Why is learning to read music this important?

 
Think of learning how to read music being the same as learning how to read, period. It is a whole lot easier to learn the musical notation than it is to learn how to read. There are not as many notes!

It is also very important for your own independence to learn how to read music, since then you can learn any new songs or new music piece that you want. You are not dependent on somebody else or a teacher at all times.

If you learn the music notation and how to count the rhythm you have a great advantage. You become music “literate”!
 

Music notes are written on the STAFF, the 5 horizontal parallel lines and the spaces in between.

For piano you have to learn 2 clefs: the G (or treble) clef, usually for the right hand and the F (or bass) clef for the left hand.
 

F or Bass Clef and G or Treble Clef


 
The key of G takes the name from the note G on the second line. If you just remember where G is, then you can step up or down from there to find any note on the staff.

The key of F takes the name from the note F on the fourth line. This is the F below the middle C on the piano. If you just remember where this F is on the staff, then you can step up or down from there to find any note in this key.
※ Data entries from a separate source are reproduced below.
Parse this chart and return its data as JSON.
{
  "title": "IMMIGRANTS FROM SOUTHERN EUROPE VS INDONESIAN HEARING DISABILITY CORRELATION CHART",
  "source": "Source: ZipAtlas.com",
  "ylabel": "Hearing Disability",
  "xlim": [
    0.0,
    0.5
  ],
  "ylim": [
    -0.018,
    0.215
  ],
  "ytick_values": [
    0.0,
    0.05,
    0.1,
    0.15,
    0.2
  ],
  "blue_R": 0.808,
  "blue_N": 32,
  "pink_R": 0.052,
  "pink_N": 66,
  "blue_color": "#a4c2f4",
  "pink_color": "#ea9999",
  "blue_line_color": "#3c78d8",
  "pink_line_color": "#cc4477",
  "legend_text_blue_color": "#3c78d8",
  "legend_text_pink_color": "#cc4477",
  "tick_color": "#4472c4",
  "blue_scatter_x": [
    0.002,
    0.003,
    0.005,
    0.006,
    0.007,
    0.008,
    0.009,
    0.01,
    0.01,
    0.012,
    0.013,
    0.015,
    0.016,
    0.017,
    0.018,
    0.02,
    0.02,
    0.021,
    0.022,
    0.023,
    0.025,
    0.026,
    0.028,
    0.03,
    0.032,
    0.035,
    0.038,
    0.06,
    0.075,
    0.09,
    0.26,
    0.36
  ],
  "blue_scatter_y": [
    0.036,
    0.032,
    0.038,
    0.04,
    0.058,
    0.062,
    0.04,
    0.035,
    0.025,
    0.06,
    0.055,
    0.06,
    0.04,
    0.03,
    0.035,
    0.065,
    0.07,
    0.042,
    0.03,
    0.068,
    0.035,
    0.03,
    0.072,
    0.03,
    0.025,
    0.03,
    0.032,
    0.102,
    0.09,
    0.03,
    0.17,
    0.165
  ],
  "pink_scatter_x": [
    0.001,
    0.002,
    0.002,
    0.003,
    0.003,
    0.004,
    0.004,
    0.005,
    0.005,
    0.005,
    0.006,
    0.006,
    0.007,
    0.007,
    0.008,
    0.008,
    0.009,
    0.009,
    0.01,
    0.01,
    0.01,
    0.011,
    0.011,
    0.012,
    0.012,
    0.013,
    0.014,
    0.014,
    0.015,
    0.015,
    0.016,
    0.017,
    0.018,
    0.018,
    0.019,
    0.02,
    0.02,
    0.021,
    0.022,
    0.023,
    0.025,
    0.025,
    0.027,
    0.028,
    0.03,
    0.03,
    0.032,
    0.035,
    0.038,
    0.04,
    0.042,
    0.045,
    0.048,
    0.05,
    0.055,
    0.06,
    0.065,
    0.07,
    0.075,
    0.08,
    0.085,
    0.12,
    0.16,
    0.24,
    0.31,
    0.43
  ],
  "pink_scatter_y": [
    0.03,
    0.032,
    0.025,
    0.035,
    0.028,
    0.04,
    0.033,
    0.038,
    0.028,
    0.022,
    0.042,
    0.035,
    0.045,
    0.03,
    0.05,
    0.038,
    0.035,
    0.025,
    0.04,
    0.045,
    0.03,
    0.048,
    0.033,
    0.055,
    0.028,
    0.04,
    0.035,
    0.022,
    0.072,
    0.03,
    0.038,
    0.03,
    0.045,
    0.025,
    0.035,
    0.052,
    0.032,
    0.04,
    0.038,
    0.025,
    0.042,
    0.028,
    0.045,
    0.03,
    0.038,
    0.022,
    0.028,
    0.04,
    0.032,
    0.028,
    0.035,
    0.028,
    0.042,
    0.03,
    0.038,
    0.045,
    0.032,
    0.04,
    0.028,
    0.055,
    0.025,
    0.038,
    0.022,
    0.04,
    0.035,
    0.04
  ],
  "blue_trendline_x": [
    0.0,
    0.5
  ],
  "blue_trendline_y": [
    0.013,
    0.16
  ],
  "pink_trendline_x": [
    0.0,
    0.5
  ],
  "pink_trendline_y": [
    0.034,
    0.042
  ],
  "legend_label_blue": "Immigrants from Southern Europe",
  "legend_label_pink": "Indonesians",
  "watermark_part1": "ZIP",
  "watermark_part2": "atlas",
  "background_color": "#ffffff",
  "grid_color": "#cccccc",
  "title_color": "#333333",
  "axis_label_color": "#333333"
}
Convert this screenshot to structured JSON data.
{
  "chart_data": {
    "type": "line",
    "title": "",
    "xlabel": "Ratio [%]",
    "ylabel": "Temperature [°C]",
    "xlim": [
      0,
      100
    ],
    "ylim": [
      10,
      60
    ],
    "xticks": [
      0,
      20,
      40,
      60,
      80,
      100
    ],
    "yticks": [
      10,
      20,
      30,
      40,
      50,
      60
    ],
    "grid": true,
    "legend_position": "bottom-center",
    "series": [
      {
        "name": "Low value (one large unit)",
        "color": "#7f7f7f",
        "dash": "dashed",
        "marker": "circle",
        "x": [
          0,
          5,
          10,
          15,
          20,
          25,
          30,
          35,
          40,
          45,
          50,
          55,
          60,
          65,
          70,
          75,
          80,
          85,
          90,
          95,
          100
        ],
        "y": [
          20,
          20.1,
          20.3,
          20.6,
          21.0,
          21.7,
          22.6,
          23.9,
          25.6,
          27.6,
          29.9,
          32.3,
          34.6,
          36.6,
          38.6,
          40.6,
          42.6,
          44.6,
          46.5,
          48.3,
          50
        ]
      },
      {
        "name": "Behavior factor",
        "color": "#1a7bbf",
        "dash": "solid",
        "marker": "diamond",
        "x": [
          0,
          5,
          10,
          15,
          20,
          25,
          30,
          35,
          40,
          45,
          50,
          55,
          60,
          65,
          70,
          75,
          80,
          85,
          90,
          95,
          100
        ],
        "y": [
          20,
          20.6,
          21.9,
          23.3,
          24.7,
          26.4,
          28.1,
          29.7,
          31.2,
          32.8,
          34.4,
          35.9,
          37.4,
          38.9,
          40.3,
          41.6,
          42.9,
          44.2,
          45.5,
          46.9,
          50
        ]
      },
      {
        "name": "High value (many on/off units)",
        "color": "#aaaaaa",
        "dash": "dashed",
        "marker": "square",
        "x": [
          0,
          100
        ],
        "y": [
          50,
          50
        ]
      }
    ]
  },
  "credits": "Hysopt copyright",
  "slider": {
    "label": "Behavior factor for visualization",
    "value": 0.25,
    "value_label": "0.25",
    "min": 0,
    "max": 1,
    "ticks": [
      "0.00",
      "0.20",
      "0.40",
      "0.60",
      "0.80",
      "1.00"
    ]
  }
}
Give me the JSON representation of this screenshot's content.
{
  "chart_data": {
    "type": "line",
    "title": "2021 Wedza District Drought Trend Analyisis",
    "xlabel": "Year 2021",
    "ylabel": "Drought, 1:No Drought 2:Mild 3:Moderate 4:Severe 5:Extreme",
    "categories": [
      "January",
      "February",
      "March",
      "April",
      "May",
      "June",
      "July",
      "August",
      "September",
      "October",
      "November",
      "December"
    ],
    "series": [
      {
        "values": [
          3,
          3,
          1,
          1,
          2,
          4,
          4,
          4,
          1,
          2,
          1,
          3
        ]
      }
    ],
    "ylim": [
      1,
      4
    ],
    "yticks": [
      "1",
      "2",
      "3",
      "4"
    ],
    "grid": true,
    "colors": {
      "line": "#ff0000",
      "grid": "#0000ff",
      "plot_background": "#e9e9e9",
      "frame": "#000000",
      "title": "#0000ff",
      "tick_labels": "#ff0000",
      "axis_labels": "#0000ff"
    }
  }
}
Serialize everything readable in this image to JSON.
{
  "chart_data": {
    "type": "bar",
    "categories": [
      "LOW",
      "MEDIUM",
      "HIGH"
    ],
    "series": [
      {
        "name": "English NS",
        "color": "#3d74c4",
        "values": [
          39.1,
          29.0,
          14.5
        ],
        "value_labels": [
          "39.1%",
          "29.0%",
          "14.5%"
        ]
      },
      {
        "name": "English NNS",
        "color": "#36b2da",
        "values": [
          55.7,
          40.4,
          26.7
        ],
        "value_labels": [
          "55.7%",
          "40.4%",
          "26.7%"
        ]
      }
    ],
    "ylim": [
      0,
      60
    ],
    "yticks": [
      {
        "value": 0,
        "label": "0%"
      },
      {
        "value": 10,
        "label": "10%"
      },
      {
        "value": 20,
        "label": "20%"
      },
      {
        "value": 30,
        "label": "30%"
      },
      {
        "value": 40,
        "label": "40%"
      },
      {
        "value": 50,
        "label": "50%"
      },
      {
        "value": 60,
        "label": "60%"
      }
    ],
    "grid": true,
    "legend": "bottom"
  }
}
If takes some practice initially to recognize the notes location, but after a while you can easily spot them instantly.

Here are some tips for learning quickly:

  • Remember the direction of the notes on the staff:
  • Going up on the staff (from the first line up towards the 5th line) means going up or to the higher sounding notes.
  • Going down on the staff is also going down or to the lower sounding notes.

 

 

Step and skip relationships:

  1. Sequential notes (one step apart) alternate lines and spaces on the staff. For example if one note is on a line and the next one is on the space immediately above or below, that means they are a step apart. In G Clef the note on the first line is E, the next step UP is F on the first space. The next note down is D on the space below the first line.
  2. Line to line or space to space involve a skip of one note. For example, in G clef, if you see note E on the first line, and then the next one is on the second line, it is G. You skipped F which is on the space in between. The same goes for space to space.